Slowly the sailor within him asserted itself. "This hooker's at anchor!"

By degrees he began to account for himself. Recollection returned: he had waked in a bare and bedless bunk, but it was at Tom Mowbray's he had fallen asleep. He remembered going up to his room and the sleepiness that had pressed itself upon him there. And there was a thought, a doubt, that had been with him at the last. It eluded him for a moment; then he remembered and sat up, in an access of vigor and anger as he recalled it.

"Knock-out drops," he said. "Yes, by God! Tom Mowbray's shanghaied me!"

His head ached, his skin and his mouth were parched as if by a fever. Stiffly he swung himself over the edge of his bunk and went on feet that were numb and uncertain through the door to the deck. He was sore all over from lying on the bare slats of the bunk, and the dregs of the drug still clogged his mind and muscles; but like the flame in a foul lantern there burned in him the fires of anger.
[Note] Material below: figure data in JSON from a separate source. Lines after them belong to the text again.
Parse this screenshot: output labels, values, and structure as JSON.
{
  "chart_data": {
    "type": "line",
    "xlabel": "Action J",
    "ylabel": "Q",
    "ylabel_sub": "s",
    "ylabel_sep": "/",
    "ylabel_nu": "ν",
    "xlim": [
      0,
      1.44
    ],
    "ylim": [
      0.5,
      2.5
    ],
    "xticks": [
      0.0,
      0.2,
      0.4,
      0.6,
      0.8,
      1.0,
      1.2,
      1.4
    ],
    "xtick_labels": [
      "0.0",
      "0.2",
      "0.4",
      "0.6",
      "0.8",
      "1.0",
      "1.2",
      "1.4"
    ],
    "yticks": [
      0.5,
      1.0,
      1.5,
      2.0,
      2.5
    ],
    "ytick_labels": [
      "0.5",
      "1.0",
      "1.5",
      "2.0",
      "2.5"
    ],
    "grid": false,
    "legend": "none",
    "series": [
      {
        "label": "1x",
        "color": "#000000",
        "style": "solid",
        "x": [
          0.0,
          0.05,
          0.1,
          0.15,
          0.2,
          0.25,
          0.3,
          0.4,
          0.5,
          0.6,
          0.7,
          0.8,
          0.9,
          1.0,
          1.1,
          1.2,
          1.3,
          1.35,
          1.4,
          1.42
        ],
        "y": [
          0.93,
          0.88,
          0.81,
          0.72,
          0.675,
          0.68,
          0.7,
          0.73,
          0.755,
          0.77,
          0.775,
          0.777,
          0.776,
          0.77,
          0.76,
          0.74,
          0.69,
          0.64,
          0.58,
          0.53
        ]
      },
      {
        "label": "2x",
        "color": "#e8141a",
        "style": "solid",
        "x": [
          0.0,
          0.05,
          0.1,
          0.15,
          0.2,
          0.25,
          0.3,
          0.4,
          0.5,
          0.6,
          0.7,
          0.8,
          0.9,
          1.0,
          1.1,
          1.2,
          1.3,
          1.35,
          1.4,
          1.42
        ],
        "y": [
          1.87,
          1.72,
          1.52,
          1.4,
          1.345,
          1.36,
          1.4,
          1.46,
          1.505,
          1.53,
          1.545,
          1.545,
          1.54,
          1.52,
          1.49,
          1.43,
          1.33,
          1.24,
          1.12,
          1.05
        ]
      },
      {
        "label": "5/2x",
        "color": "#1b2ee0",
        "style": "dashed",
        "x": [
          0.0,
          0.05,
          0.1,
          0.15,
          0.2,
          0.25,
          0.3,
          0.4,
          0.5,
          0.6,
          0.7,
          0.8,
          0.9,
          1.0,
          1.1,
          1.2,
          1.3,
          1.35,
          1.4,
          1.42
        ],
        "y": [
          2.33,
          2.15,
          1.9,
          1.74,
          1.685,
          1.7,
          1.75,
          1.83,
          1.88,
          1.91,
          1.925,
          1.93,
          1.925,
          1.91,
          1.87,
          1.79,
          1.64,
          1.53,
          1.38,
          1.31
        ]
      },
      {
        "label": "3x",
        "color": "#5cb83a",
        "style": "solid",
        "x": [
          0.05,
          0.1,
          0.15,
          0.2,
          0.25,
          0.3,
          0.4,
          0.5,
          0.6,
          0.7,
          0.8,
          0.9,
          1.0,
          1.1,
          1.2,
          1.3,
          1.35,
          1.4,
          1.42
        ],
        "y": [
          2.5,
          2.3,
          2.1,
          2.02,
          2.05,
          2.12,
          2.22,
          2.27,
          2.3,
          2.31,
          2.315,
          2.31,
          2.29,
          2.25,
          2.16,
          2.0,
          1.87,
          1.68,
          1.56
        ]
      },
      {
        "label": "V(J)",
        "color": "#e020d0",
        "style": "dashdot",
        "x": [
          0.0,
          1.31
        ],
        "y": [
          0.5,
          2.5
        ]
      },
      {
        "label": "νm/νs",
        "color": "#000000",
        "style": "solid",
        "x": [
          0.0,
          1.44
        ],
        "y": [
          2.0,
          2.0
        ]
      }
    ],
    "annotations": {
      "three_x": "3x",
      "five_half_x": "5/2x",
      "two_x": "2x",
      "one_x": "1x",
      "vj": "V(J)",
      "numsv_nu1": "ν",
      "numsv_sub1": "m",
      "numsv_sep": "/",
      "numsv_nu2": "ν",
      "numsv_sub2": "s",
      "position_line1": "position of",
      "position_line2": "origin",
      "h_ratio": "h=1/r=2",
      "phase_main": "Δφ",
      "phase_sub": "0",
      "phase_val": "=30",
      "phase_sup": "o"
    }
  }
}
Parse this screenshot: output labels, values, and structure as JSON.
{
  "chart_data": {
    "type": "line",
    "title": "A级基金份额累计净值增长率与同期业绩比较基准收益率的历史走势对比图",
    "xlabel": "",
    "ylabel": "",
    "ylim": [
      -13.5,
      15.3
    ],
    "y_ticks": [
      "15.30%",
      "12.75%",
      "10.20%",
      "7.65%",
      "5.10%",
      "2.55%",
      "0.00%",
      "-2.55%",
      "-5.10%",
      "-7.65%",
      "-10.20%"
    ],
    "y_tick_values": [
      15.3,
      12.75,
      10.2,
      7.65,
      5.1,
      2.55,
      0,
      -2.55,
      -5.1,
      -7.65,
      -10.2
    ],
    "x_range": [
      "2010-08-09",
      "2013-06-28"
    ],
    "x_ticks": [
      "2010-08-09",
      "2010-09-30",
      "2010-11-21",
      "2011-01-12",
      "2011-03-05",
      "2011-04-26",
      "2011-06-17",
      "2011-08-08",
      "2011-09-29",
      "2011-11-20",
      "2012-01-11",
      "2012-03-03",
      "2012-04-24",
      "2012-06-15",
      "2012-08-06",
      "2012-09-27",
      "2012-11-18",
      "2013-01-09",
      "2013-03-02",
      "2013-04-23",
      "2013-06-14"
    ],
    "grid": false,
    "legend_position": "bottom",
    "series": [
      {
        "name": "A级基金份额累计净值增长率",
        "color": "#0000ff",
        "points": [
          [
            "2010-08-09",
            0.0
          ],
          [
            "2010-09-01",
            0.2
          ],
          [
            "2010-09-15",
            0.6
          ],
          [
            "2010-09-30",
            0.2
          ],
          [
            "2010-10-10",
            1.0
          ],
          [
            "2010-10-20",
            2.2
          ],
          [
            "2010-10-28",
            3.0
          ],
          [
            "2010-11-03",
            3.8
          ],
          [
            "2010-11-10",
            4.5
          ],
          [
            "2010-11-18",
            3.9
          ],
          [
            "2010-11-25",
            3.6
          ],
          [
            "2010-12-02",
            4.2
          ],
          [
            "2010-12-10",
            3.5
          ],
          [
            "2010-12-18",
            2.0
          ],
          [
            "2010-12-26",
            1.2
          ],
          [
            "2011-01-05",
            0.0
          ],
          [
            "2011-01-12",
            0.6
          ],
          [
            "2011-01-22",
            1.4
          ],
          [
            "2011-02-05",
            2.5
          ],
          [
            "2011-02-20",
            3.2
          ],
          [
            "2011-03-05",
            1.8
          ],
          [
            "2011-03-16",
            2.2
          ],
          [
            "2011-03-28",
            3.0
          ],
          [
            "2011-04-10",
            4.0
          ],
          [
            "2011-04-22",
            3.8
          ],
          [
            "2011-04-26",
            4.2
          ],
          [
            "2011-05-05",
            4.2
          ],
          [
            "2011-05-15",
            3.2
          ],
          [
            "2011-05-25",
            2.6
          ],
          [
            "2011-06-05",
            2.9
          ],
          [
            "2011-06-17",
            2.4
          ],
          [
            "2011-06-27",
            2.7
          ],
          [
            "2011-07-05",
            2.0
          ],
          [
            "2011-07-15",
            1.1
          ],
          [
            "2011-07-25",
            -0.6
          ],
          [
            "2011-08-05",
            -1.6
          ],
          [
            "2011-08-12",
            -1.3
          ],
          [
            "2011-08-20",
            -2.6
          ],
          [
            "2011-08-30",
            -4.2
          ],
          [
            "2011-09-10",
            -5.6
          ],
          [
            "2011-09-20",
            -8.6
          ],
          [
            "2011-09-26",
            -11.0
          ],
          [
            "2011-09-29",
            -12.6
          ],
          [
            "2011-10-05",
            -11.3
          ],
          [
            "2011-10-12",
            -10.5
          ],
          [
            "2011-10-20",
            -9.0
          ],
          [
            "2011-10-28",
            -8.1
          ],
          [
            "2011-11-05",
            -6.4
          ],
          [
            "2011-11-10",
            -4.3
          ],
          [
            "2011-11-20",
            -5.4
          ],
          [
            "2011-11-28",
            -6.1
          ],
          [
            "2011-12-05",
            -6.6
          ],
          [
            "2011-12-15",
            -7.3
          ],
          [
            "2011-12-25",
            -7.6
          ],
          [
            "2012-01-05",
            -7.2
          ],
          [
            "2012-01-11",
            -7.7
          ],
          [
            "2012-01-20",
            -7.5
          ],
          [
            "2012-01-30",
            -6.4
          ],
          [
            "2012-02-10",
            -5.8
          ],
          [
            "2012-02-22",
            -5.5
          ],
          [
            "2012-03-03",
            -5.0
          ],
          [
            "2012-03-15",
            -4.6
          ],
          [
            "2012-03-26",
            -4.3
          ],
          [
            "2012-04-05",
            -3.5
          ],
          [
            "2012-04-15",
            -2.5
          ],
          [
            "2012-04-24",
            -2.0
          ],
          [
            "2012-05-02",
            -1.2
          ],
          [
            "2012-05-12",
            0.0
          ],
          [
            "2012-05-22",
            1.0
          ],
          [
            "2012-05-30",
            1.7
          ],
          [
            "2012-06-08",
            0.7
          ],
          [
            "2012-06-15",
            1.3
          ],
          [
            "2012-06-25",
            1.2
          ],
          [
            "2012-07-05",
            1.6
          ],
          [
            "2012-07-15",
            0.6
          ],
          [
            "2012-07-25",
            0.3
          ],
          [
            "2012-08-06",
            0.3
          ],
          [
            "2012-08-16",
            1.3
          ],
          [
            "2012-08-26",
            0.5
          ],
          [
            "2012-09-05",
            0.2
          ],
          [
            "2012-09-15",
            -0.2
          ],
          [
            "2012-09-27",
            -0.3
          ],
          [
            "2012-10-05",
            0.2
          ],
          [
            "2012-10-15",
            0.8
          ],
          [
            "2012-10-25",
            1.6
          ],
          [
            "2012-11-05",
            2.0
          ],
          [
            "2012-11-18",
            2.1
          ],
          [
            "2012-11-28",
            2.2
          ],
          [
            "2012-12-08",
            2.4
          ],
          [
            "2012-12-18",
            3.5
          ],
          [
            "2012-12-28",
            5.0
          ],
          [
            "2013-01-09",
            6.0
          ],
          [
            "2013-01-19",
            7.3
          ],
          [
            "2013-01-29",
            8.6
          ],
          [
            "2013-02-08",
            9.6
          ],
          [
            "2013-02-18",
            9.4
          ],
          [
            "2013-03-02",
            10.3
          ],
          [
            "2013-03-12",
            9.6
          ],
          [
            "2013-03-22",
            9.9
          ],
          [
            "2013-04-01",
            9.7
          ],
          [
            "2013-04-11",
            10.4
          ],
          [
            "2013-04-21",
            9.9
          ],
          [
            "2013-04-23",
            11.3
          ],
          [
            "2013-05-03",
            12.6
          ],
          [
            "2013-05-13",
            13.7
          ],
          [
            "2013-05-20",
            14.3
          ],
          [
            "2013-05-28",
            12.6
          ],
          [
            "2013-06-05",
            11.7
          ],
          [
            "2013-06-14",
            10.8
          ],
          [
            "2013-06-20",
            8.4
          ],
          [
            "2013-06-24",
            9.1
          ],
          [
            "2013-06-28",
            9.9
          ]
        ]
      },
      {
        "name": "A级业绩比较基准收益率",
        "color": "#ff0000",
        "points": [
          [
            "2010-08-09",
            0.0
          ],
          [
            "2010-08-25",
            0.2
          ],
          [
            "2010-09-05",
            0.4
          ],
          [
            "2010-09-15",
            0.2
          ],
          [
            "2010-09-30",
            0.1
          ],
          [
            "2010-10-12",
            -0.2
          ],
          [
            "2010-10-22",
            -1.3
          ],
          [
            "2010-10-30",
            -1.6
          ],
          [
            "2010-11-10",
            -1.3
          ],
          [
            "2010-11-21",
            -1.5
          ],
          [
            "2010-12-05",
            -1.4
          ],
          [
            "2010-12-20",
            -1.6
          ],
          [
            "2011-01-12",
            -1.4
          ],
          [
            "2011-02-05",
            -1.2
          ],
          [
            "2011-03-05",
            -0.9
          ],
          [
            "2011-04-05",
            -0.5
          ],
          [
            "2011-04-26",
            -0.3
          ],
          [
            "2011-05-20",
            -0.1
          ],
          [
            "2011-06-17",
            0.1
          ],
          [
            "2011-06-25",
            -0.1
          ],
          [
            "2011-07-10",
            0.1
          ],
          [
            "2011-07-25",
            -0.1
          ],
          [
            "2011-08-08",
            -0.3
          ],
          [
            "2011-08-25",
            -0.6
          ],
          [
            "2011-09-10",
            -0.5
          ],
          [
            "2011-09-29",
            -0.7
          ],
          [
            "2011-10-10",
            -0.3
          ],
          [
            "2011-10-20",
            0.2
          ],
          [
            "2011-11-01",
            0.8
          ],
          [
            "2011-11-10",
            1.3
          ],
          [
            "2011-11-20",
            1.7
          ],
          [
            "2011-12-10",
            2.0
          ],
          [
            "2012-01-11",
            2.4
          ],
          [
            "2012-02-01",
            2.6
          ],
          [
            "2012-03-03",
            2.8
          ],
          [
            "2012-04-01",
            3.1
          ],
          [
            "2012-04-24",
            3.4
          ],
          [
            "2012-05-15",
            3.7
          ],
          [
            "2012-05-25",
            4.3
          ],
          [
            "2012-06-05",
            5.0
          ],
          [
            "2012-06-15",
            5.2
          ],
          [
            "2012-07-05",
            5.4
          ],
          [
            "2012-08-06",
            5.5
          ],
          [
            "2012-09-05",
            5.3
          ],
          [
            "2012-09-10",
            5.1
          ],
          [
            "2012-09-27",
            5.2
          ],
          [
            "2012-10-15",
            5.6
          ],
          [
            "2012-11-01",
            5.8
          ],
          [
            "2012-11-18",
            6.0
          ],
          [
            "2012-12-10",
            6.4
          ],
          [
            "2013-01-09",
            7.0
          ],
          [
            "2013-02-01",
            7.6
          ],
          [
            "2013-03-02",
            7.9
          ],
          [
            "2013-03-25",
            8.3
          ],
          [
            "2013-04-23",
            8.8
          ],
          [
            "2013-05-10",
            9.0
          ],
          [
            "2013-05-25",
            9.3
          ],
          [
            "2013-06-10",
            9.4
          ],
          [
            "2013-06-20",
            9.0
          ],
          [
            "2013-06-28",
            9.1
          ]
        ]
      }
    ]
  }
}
"Shanghaied!" he repeated as he reeled to the rail and caught at a backstay to steady himself. "Well, the man that did it wants to hide when I get ashore again."
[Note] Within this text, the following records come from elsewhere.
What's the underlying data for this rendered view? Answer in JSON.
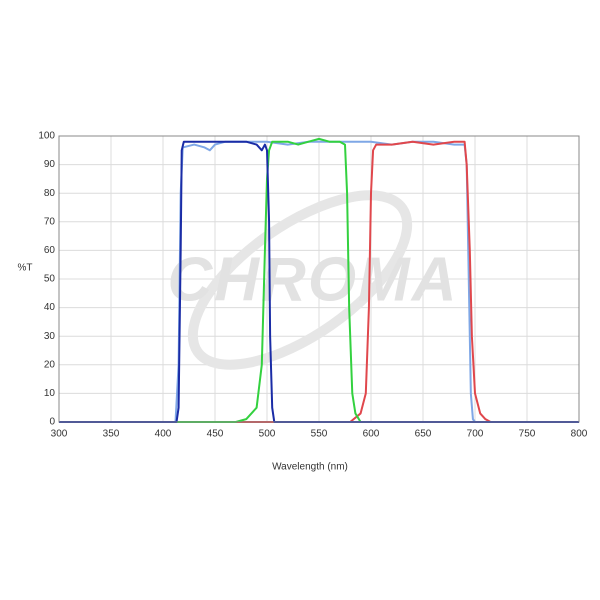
{
  "chart_data": {
    "type": "line",
    "watermark": "CHROMA",
    "xlabel": "Wavelength (nm)",
    "ylabel": "%T",
    "xlim": [
      300,
      800
    ],
    "xticks": [
      300,
      350,
      400,
      450,
      500,
      550,
      600,
      650,
      700,
      750,
      800
    ],
    "ylim": [
      0,
      100
    ],
    "yticks": [
      0,
      10,
      20,
      30,
      40,
      50,
      60,
      70,
      80,
      90,
      100
    ],
    "grid": true,
    "series": [
      {
        "color": "#7fa7e6",
        "x": [
          300,
          412,
          415,
          417,
          419,
          430,
          440,
          445,
          450,
          460,
          480,
          500,
          520,
          540,
          560,
          580,
          600,
          620,
          640,
          660,
          680,
          690,
          692,
          694,
          696,
          698,
          700,
          800
        ],
        "values": [
          0,
          0,
          20,
          80,
          96,
          97,
          96,
          95,
          97,
          98,
          98,
          98,
          97,
          98,
          98,
          98,
          98,
          97,
          98,
          98,
          97,
          97,
          90,
          50,
          10,
          1,
          0,
          0
        ]
      },
      {
        "color": "#e0474c",
        "x": [
          300,
          580,
          590,
          595,
          598,
          600,
          602,
          605,
          620,
          640,
          660,
          680,
          690,
          692,
          695,
          697,
          700,
          705,
          710,
          715,
          800
        ],
        "values": [
          0,
          0,
          3,
          10,
          40,
          80,
          95,
          97,
          97,
          98,
          97,
          98,
          98,
          90,
          60,
          30,
          10,
          3,
          1,
          0,
          0
        ]
      },
      {
        "color": "#33d13f",
        "x": [
          300,
          470,
          480,
          490,
          495,
          498,
          500,
          502,
          505,
          520,
          530,
          540,
          550,
          560,
          570,
          575,
          577,
          579,
          582,
          585,
          590,
          800
        ],
        "values": [
          0,
          0,
          1,
          5,
          20,
          60,
          85,
          95,
          98,
          98,
          97,
          98,
          99,
          98,
          98,
          97,
          80,
          40,
          10,
          3,
          0,
          0
        ]
      },
      {
        "color": "#1a2ca6",
        "x": [
          300,
          413,
          415,
          417,
          418,
          420,
          440,
          460,
          480,
          490,
          495,
          498,
          500,
          502,
          503,
          505,
          507,
          800
        ],
        "values": [
          0,
          0,
          5,
          60,
          95,
          98,
          98,
          98,
          98,
          97,
          95,
          97,
          95,
          70,
          30,
          5,
          0,
          0
        ]
      }
    ]
  }
}
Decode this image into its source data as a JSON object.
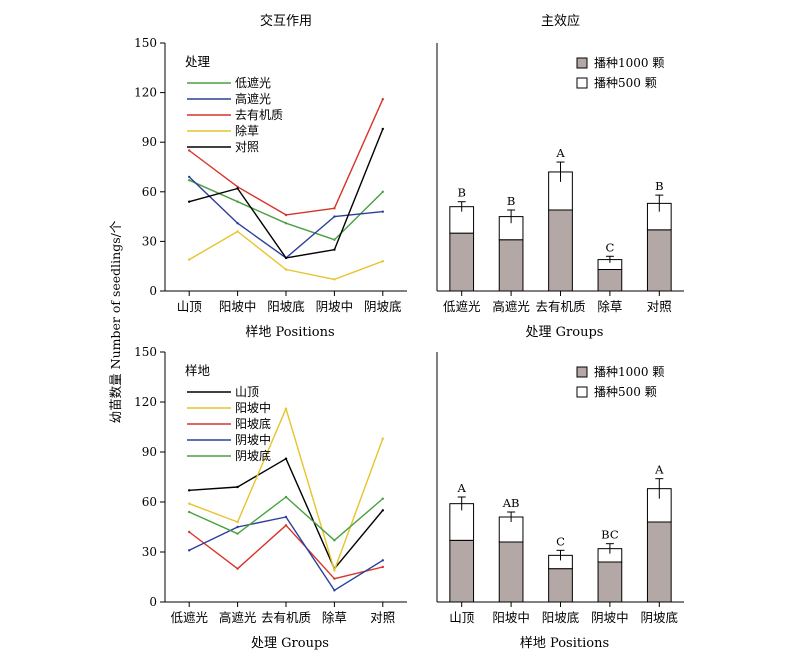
{
  "figure": {
    "ylabel": "幼苗数量 Number of seedlings/个"
  },
  "chart_data": [
    {
      "type": "line",
      "title": "交互作用",
      "xlabel": "样地 Positions",
      "ylabel": "幼苗数量 Number of seedlings/个",
      "ylim": [
        0,
        150
      ],
      "yticks": [
        0,
        30,
        60,
        90,
        120,
        150
      ],
      "categories": [
        "山顶",
        "阳坡中",
        "阳坡底",
        "阴坡中",
        "阴坡底"
      ],
      "legend_title": "处理",
      "legend_position": "top-left",
      "series": [
        {
          "name": "低遮光",
          "color": "#4aa041",
          "values": [
            67,
            54,
            41,
            31,
            60
          ]
        },
        {
          "name": "高遮光",
          "color": "#2b3f9a",
          "values": [
            69,
            41,
            20,
            45,
            48
          ]
        },
        {
          "name": "去有机质",
          "color": "#d8332a",
          "values": [
            85,
            63,
            46,
            50,
            116
          ]
        },
        {
          "name": "除草",
          "color": "#e8c32b",
          "values": [
            19,
            36,
            13,
            7,
            18
          ]
        },
        {
          "name": "对照",
          "color": "#000000",
          "values": [
            54,
            62,
            20,
            25,
            98
          ]
        }
      ]
    },
    {
      "type": "bar",
      "title": "主效应",
      "xlabel": "处理 Groups",
      "ylim": [
        0,
        150
      ],
      "categories": [
        "低遮光",
        "高遮光",
        "去有机质",
        "除草",
        "对照"
      ],
      "stacked": true,
      "legend_position": "top-right",
      "series": [
        {
          "name": "播种1000 颗",
          "color": "#b3a8a6",
          "values": [
            35,
            31,
            49,
            13,
            37
          ]
        },
        {
          "name": "播种500 颗",
          "color": "#ffffff",
          "values": [
            16,
            14,
            23,
            6,
            16
          ]
        }
      ],
      "totals": [
        51,
        45,
        72,
        19,
        53
      ],
      "errors": [
        3,
        4,
        6,
        2,
        5
      ],
      "significance": [
        "B",
        "B",
        "A",
        "C",
        "B"
      ]
    },
    {
      "type": "line",
      "xlabel": "处理 Groups",
      "ylabel": "幼苗数量 Number of seedlings/个",
      "ylim": [
        0,
        150
      ],
      "yticks": [
        0,
        30,
        60,
        90,
        120,
        150
      ],
      "categories": [
        "低遮光",
        "高遮光",
        "去有机质",
        "除草",
        "对照"
      ],
      "legend_title": "样地",
      "legend_position": "top-left",
      "series": [
        {
          "name": "山顶",
          "color": "#000000",
          "values": [
            67,
            69,
            86,
            20,
            55
          ]
        },
        {
          "name": "阳坡中",
          "color": "#e8c32b",
          "values": [
            59,
            48,
            116,
            19,
            98
          ]
        },
        {
          "name": "阳坡底",
          "color": "#d8332a",
          "values": [
            42,
            20,
            46,
            14,
            21
          ]
        },
        {
          "name": "阴坡中",
          "color": "#2b3f9a",
          "values": [
            31,
            45,
            51,
            7,
            25
          ]
        },
        {
          "name": "阴坡底",
          "color": "#4aa041",
          "values": [
            54,
            41,
            63,
            37,
            62
          ]
        }
      ]
    },
    {
      "type": "bar",
      "xlabel": "样地 Positions",
      "ylim": [
        0,
        150
      ],
      "categories": [
        "山顶",
        "阳坡中",
        "阳坡底",
        "阴坡中",
        "阴坡底"
      ],
      "stacked": true,
      "legend_position": "top-right",
      "series": [
        {
          "name": "播种1000 颗",
          "color": "#b3a8a6",
          "values": [
            37,
            36,
            20,
            24,
            48
          ]
        },
        {
          "name": "播种500 颗",
          "color": "#ffffff",
          "values": [
            22,
            15,
            8,
            8,
            20
          ]
        }
      ],
      "totals": [
        59,
        51,
        28,
        32,
        68
      ],
      "errors": [
        4,
        3,
        3,
        3,
        6
      ],
      "significance": [
        "A",
        "AB",
        "C",
        "BC",
        "A"
      ]
    }
  ]
}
He cast his eyes aft over the ship on which he found himself, summing her up with an automatic expertness. An American ship, it was plain, and a three-skysail-yarder at that, with a magnificent stature and spread of spars. Abeam of her San Francisco basked along its shore; she was at an anchor well out in the bay. What ship was it that he had viewed from a dock-head lying just there? The answer was on his lips even before his eyes discovered the boat she carried on top of the fo'c'sle, with her name lettered upon it. Tom Mowbray had proved his power by shanghaiing him aboard the Etna!